Entre 2025 (petit cercle) et 2050 (grand cercle), Solagro projette une diminution d'1,4 millions d'hectares des surfaces de céréales. (© Capture d'écran Afterres 2050)

Le maraîchage, les légumes de plein champ et les jardins progresseraient en revanche de 400 000 hectares pour accompagner l’évolution des régimes alimentaires, « avec une relocalisation autour des bassins de consommation et des systèmes d’irrigation plus sobres et sécurisés ».

Un cheptel bovin réduit de 49 %

Dans la prospective de Solagro, l’élevage est profondément repensé et redimensionné, mais l’autosuffisance alimentaire nationale serait bien maintenue.

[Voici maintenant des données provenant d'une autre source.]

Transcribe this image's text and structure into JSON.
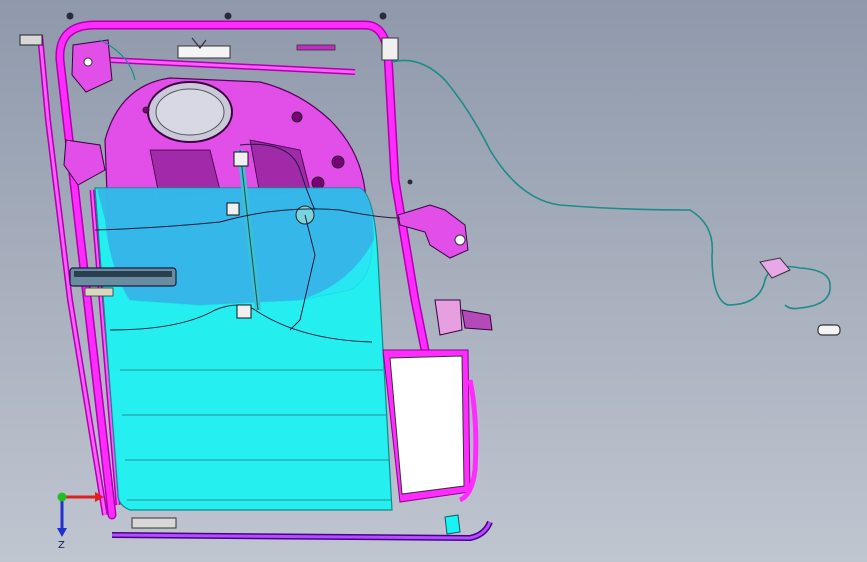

« Au global, la baisse serait de 49 % pour le cheptel bovin, avec une évolution massive du troupeau bovin allaitant vers des races mixtes ou laitières », projette l’association. Les effectifs des races à viande pure seraient quant à eux réduits de 72 %, et ceux de races laitières ou mixtes de 22 %.

De leur côté, les cheptels ovins et caprins diminueraient respectivement de 9 et 18 %.

La prospective Afterres 2050 imagine une hausse de 9 % des effectifs dans les élevages de poules pondeuses d'ici 25 ans. (© Capture d'écran Afterres 2050)

Selon la prospective de Solagro, « le nombre de places de porcs diminuerait par ailleurs de 54 %, et le nombre de porcs abattus par an de 61 % ». Pour les poulets de chair, leur nombre et leur abattage baisseraient respectivement de 18 % et de 53 % par an. En revanche, les poules pondeuses sont les seuls élevages dont les effectifs augmenteraient (+ 9 %).

Alimentation animale : fin de la dépendance au soja

Pour l’alimentation animale, les éleveurs privilégieraient l’utilisation d’aliments de la ferme et l’abolition des aliments OGM. Ainsi, dans le scénario d’Afterres, « les volumes importés de protéines végétales pour l’alimentation animale deviennent nuls, mettant fin à la dépendance au soja ».

Par ailleurs, la production fourragère deviendrait « largement excédentaire par rapport aux besoins des ruminants, offrant une sécurité face aux aléas climatiques. Le surplus d’herbe et de fourrages disponible triplerait par rapport aux besoins ».

Dans les bioénergies, essor de la méthanisation et de l’agrivoltaïsme

Sur le banc des énergies productibles grâce aux terrains agricoles ou à ses résidus, la méthanisation agroécologique connaîtrait un essor important, « fournissant 130 TWh de biogaz ». Le digestat quant à lui, serait « essentiel pour la fertilisation des cultures, en particulier en agriculture biologique », indique Solagro.

Dans le scénario Afterres 2050, la méthanisation agroécologique fournirait 130 TWh de biogaz en 2050. (© Capture d'écran Afterres 2050)

Aussi, près de 100 000 hectares de surfaces agrivoltaïques seraient intégrés sur le territoire. Les biocarburants enfin verraient leur production réduite de près de 50 % pour ceux de première génération, quand des ressources des résidus agricoles ou encore des cultures lignocellulosiques sont prévues pour les biocarburants de seconde génération.